By Matthieu Rouif, CEO, Photoroom
The UK’s decision to invest billions in AI infrastructure is the right one. Compute, the processing power behind today’s models, is as fundamental as electricity. But electricity sitting in the grid does nothing on its own – it only creates value when people can plug in and use it. In the same way, compute only drives productivity when businesses and workers can access it directly.
The issue is usability
Despite the infrastructure boom, adoption remains patchy. Large corporates may have dedicated AI teams, but most smaller firms – and the employees on the front line – are being left behind. The challenge is not willingness. Businesses understand the potential of AI, but most people are not “prompt engineers.”
Relying on carefully crafted text instructions is like asking everyone to learn a coding language before they can turn on the lights. It creates a skills barrier that slows down adoption and concentrates benefits in the hands of specialists. To unlock widespread productivity, the interface must change.
The cause is text
AI today is designed to respond to written prompts. But a blank text box is not an intuitive starting point. It can be intimidating, inconsistent, and time-consuming. Creativity stalls when people are forced to translate ideas into precise wording.
Images offer the opposite experience. A photo is immediate, universal and anchored in reality. With image-first inputs, ambiguity falls because AI has something concrete to work with – a product, a space, a document. Consistency improves because outputs flow from the same visual baseline.
At Photoroom, we see this daily. A single photo of a shoe, a shelf or a receipt can be cleaned, standardised and repurposed across multiple formats in seconds. Teams without design expertise can create assets that meet brand guidelines effortlessly. Workflows move faster and results are more accurate precisely because they begin closer to the truth.
The solution is to design for images
Image-based AI does more than simplify workflows – it builds trust. In e-commerce, buyers want to zoom in on details. In regulated industries, provenance and traceability are essential. Starting from a real photo means edits are visible, approvals trackable and compliance easier to demonstrate. Trust matters, and grounding AI in reality rather than imagination makes it possible.
Momentum is already building. A TikTok shop can compete with established brands by turning phone photos into polished, studio-quality campaigns.
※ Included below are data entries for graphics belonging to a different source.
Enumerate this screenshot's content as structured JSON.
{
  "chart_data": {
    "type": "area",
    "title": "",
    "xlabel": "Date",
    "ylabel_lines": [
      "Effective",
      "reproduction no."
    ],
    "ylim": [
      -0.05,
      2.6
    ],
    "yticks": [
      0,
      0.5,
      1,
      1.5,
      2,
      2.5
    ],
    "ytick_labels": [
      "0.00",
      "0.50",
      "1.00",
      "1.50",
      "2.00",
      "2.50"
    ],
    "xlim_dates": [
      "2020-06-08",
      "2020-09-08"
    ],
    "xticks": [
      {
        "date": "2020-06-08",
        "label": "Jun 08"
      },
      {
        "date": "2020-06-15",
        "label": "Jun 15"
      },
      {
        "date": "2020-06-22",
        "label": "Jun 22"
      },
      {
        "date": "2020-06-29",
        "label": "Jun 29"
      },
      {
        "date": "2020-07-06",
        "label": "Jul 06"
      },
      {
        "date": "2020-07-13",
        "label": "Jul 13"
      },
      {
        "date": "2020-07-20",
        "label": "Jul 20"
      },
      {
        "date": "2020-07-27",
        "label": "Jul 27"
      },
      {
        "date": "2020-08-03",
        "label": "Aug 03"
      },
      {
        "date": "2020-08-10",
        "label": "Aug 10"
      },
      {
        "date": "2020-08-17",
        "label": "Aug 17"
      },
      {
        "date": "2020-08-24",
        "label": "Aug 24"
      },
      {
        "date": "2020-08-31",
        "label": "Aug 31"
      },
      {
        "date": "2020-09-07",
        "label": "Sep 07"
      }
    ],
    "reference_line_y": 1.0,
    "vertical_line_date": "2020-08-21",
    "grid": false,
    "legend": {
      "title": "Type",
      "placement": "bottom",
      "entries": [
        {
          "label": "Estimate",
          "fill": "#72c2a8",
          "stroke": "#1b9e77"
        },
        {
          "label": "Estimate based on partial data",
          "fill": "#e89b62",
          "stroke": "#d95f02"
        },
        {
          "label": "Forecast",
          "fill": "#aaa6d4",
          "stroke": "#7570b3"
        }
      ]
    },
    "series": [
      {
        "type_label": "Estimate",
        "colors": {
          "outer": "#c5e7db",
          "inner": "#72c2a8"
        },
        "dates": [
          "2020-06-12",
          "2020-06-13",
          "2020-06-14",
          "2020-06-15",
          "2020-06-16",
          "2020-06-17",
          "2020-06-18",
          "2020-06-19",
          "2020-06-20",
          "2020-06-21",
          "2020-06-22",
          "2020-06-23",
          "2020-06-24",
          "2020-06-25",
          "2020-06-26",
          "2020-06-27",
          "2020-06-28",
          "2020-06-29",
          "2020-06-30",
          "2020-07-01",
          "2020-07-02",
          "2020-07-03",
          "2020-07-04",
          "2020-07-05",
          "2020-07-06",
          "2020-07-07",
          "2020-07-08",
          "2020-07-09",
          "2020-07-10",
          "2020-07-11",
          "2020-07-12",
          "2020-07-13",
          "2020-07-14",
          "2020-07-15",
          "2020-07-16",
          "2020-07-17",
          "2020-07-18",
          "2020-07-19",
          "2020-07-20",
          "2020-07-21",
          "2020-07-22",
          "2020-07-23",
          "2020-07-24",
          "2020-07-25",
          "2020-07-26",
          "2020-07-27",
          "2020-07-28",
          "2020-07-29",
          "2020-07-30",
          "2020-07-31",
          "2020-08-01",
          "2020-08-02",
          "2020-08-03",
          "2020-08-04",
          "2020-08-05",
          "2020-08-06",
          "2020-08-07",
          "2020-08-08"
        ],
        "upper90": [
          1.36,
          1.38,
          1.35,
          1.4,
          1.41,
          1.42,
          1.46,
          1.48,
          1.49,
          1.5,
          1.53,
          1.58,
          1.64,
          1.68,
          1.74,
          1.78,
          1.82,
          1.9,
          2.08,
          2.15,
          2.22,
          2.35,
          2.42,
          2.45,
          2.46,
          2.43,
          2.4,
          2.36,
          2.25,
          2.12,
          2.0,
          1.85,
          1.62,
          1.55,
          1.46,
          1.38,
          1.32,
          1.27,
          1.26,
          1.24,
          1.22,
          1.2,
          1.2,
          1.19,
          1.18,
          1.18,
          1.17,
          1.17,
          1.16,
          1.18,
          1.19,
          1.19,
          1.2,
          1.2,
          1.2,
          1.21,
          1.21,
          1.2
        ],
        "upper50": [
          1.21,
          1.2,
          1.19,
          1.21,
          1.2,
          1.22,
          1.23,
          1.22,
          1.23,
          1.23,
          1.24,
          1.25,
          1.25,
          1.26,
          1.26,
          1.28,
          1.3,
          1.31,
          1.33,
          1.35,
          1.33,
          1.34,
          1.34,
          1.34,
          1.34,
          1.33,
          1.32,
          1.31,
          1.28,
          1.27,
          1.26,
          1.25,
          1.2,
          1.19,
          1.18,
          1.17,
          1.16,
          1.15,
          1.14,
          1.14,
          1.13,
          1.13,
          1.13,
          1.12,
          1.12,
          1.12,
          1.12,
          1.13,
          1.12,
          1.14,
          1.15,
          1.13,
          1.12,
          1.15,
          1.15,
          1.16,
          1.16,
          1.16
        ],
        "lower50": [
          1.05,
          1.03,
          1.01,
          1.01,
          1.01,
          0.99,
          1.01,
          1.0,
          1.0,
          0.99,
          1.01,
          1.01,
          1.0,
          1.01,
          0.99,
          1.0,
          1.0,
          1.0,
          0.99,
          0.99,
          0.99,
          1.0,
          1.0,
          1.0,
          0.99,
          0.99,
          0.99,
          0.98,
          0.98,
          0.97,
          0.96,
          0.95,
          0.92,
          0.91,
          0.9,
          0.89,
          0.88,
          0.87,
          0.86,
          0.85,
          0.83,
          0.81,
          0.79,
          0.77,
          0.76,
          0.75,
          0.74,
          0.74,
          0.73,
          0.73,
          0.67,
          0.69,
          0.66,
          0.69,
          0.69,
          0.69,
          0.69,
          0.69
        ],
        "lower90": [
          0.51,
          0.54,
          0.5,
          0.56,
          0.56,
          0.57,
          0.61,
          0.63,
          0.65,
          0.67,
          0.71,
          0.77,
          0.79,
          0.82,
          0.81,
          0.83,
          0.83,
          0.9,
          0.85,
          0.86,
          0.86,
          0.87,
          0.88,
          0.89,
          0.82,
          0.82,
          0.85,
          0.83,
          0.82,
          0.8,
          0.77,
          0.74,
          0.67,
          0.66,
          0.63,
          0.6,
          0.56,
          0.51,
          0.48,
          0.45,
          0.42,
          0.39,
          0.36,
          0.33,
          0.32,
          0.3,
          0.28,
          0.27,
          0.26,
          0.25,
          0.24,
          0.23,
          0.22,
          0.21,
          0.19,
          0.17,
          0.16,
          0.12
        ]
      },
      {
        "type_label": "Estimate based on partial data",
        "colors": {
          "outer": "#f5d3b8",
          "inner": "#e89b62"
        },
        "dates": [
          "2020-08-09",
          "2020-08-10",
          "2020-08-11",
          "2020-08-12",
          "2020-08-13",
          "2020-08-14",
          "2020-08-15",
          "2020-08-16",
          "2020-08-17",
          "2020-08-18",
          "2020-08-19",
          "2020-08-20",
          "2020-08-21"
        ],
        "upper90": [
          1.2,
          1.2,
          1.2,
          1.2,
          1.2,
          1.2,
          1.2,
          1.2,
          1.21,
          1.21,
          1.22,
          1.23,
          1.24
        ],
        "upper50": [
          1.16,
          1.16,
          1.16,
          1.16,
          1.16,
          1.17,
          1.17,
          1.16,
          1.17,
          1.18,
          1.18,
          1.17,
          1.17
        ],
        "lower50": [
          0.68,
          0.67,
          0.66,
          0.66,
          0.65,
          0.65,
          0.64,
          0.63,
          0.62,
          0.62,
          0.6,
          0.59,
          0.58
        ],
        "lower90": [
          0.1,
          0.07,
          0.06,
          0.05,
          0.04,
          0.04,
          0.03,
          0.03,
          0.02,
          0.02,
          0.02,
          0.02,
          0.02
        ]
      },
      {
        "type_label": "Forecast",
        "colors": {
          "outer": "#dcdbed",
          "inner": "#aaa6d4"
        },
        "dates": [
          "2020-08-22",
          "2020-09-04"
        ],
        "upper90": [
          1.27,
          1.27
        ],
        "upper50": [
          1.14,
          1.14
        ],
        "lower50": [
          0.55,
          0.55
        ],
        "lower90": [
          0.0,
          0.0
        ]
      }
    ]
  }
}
Marketplaces scale this same approach through integrated tools that process millions of listings. In 2024 alone, Photoroom users edited 2.2 billion images, with installations surpassing 300 million across 180 countries. Partnerships with Amazon, DoorDash and Warner Bros’ Barbie campaign show that this principle extends across industries: start with reality, then let AI enhance rather than hallucinate.
For the UK, the choice is clear
Billions in compute are the engine, but the steering wheel is interface. Government pilots should prioritise image-first tools in areas where cameras are already standard, from inspections to permits and benefit verification. Public funding should back image libraries that can be safely used across key sectors such as healthcare, logistics, and agriculture. And meaningful allocations of compute should go to smaller firms building visual-first tools, so they can deliver practical products rather than stall at prototypes.
The most universal input device in history is already in our hands: the camera. If photos are the global language, then the path forward is clear. Let people show what they mean and use words only to refine. That’s how the UK can turn infrastructure into adoption, and adoption into visible, measurable productivity – across shops, studios, warehouses, and council offices alike.